You are watching the creation of the most powerful neutrino experiment in North America.

It’s called NOvA, and it’s a collaboration among roughly 170 scientists at 34 institutions around the world. The project is currently under construction in two locations – the 360-ton NOvA near detector is being built underground at Fermilab, while the 14,000-ton far detector is being assembled in this building near Ash River, Minnesota, as you can see above.

The far detector will be made up of 28 PVC blocks, each 51 feet high and wide, and seven feet deep. When it’s finished, the device will be about 200 feet long.

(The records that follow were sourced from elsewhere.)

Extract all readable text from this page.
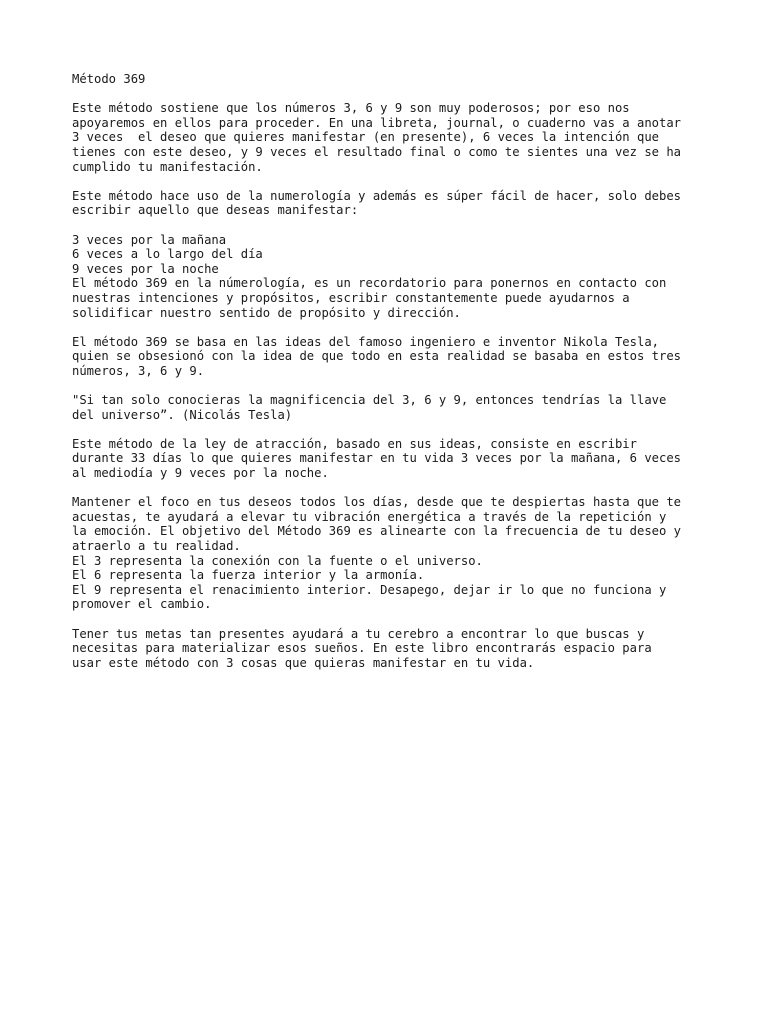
Método 369

Este método sostiene que los números 3, 6 y 9 son muy poderosos; por eso nos
apoyaremos en ellos para proceder. En una libreta, journal, o cuaderno vas a anotar
3 veces  el deseo que quieres manifestar (en presente), 6 veces la intención que
tienes con este deseo, y 9 veces el resultado final o como te sientes una vez se ha
cumplido tu manifestación.

Este método hace uso de la numerología y además es súper fácil de hacer, solo debes
escribir aquello que deseas manifestar:

3 veces por la mañana
6 veces a lo largo del día
9 veces por la noche
El método 369 en la númerología, es un recordatorio para ponernos en contacto con
nuestras intenciones y propósitos, escribir constantemente puede ayudarnos a
solidificar nuestro sentido de propósito y dirección.

El método 369 se basa en las ideas del famoso ingeniero e inventor Nikola Tesla,
quien se obsesionó con la idea de que todo en esta realidad se basaba en estos tres
números, 3, 6 y 9.

"Si tan solo conocieras la magnificencia del 3, 6 y 9, entonces tendrías la llave
del universo”. (Nicolás Tesla)

Este método de la ley de atracción, basado en sus ideas, consiste en escribir
durante 33 días lo que quieres manifestar en tu vida 3 veces por la mañana, 6 veces
al mediodía y 9 veces por la noche.

Mantener el foco en tus deseos todos los días, desde que te despiertas hasta que te
acuestas, te ayudará a elevar tu vibración energética a través de la repetición y
la emoción. El objetivo del Método 369 es alinearte con la frecuencia de tu deseo y
atraerlo a tu realidad.
El 3 representa la conexión con la fuente o el universo.
El 6 representa la fuerza interior y la armonía.
El 9 representa el renacimiento interior. Desapego, dejar ir lo que no funciona y
promover el cambio.

Tener tus metas tan presentes ayudará a tu cerebro a encontrar lo que buscas y
necesitas para materializar esos sueños. En este libro encontrarás espacio para
usar este método con 3 cosas que quieras manifestar en tu vida.
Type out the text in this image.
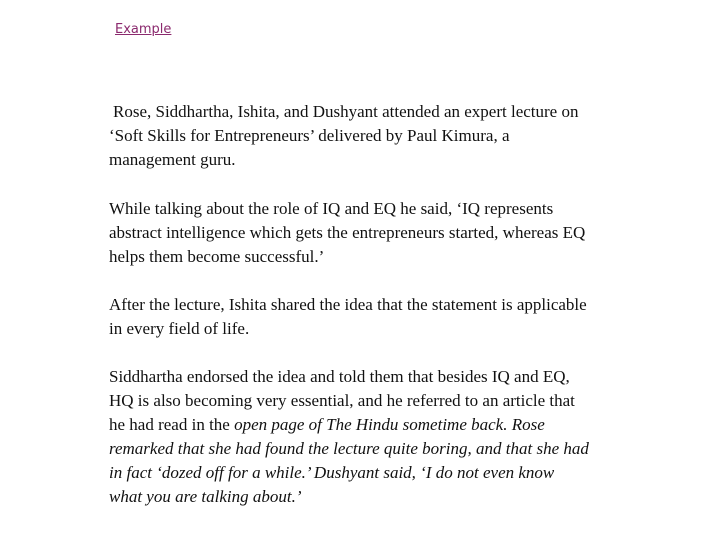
Example
Rose, Siddhartha, Ishita, and Dushyant attended an expert lecture on
‘Soft Skills for Entrepreneurs’ delivered by Paul Kimura, a
management guru.
While talking about the role of IQ and EQ he said, ‘IQ represents
abstract intelligence which gets the entrepreneurs started, whereas EQ
helps them become successful.’
After the lecture, Ishita shared the idea that the statement is applicable
in every field of life.
Siddhartha endorsed the idea and told them that besides IQ and EQ,
HQ is also becoming very essential, and he referred to an article that
he had read in the open page of The Hindu sometime back. Rose
remarked that she had found the lecture quite boring, and that she had
in fact ‘dozed off for a while.’ Dushyant said, ‘I do not even know
what you are talking about.’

Filled with a transparent liquid and outfitted with light-sensitive sensors, the NOvA far detector will analyze a beam of neutrinos that begins its journey at Fermilab in Batavia, Illinois, and travels through about 500 miles of earth to the detector.

The NOvA experiment is looking to answer fundamental questions about neutrinos and the role they play in the universe. There are three types of neutrinos. The experiment will observe muon neutrinos oscillating into electron neutrinos, and aims to discover which types of neutrinos possess more mass than other types. It will pave the way to discovering why there is only matter in the universe, instead of equal amounts of matter and antimatter.

Both the near and far detectors are expected to be completed in 2014.